Debt is wildly out of control and is one of the worst issues in the current administration (which Kamala was the tie breaking vote on three party line spending bills worth unprecedented trillions). Larry Summers called it the worst economic policy he’s seen in 40 years and warned it would cause massive inflation, which it did.
You’re right that you can avoid talking about trade offs in politics through lies of commission or omission. It’s called “pandering” and while effective at winning elections it tends to lead to bad governance.
The same could basically be said about a lot of the other stuff in this post.
This reply is a fabulous example of how many flavours of weird there are on the right. Who could read the original post and think that what you wrote was a sensible response? It’s a wild series of non sequiturs. It’s just weird
"Right now Democrats aren’t the people pushing these bizarre images into every conversation - Republicans are."
"Right now" is doing a HUGE amount of work in this piece. Almost literally twenty minutes ago, before Harris became the presumptive nominee, it was the other way around (albeit not necessarily by much, Trump has always been Trump).
Obviously she's had an excellent rollout and Republicans are floundering badly (which is part of why they're saying weird shit), but it's still the case that left-liberal control of all major cultural institutions covers for and launders some EXTREME weirdness on their side, and has since forever, while wall-to-wall hostility towards (some pretty serious) weirdness by their adversaries at least encourages normies to immediately forget about the last decade of woke hegemony in favor of, yes, the current thing.
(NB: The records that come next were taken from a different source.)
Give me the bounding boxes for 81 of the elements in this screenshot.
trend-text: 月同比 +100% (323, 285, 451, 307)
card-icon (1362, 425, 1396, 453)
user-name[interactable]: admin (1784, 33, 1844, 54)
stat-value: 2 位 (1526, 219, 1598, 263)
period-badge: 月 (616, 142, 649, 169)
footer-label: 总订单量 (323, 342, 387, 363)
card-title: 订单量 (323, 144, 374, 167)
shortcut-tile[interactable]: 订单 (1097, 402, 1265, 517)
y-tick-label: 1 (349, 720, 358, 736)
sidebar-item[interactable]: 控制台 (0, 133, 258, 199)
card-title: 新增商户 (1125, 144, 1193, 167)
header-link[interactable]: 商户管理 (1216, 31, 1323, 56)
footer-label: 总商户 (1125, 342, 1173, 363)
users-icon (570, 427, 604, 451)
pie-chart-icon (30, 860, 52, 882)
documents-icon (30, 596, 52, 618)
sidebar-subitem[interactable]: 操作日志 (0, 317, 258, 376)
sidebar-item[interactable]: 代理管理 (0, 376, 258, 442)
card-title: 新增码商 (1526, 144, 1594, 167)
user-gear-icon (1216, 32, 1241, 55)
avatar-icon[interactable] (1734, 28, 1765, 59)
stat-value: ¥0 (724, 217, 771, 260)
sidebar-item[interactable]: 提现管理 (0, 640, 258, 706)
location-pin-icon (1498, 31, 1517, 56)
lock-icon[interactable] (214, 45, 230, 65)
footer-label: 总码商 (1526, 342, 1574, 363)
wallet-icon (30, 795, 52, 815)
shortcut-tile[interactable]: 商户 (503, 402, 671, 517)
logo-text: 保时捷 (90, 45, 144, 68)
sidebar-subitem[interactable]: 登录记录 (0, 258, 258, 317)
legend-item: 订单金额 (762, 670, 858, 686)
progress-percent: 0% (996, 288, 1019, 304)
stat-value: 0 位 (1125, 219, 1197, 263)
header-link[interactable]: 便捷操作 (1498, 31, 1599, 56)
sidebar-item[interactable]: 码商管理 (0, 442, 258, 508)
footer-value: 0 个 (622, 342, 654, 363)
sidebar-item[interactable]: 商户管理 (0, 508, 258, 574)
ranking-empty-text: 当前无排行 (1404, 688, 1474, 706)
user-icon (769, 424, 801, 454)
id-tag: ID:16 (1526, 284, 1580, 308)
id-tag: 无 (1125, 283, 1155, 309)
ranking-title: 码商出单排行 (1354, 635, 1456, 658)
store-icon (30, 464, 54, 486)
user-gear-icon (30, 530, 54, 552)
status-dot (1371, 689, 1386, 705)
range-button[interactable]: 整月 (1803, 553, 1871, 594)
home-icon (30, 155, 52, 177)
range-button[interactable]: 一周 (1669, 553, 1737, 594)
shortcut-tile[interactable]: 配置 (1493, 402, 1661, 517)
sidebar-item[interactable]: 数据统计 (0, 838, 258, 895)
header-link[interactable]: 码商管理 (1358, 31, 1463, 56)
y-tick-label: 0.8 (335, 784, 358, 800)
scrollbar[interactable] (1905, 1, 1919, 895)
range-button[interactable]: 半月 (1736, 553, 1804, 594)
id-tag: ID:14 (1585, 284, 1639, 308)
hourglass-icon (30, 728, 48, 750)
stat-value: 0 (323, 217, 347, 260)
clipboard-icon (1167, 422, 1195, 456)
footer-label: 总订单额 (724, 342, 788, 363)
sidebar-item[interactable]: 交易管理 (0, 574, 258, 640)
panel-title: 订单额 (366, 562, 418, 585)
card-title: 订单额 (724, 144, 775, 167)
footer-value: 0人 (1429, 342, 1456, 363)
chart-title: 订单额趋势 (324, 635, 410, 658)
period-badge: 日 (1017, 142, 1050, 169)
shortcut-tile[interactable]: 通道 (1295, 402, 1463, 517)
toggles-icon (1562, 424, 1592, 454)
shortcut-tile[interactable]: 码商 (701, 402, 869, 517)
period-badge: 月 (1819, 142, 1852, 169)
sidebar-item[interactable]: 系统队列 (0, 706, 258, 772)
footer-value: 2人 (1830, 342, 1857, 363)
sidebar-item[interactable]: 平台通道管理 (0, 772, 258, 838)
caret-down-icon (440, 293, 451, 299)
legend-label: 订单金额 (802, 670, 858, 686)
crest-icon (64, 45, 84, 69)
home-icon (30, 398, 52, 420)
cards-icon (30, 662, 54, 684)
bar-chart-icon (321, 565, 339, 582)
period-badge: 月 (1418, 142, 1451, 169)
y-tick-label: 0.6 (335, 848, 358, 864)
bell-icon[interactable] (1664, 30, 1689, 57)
This is not normies' fault; they are normies and rightly don't pay much attention. If anything, it's probably more Republicans' fault than anyone's by not finding a better angle of attack. For example, much better to use photos or video of drag queen story hour rather than goofy poorly-drawn comics.
But this piece implies a catch-22 (which I do think is real and exists largely because of the at least partially ill-gotten dominance of left-liberals across our cultural institutions) that the right can't emphasize and use the left's weirdness against it for fear of seeming weird themselves. Leftist weirdness is consigned to the memory hole, while rightist weirdness is the eternal now. Obviously life isn't fair, but I don't have to like it.
Which specific cultural institutions did you have in mind? Because it’s not school boards, who are right wing and doing weird right wing book banning stuff in many places across the US; it can’t be the media, because OANN and X and Fox and the WSJ and hundreds more outlets are all clearly right wing and impossible to be described as under the “ill-gotten dominance of left-liberals”. Maybe you mean universities: well, there’s nothing ill-gotten about left-liberal dominance there - clever right wing people go to work as plastic surgeons or in business or in finance, they don’t *want* to work as academics because the pay is bad. And anyway, universities hardly play a dominant role in cultural discourse. So which cultural institutions do you have in mind, specifically?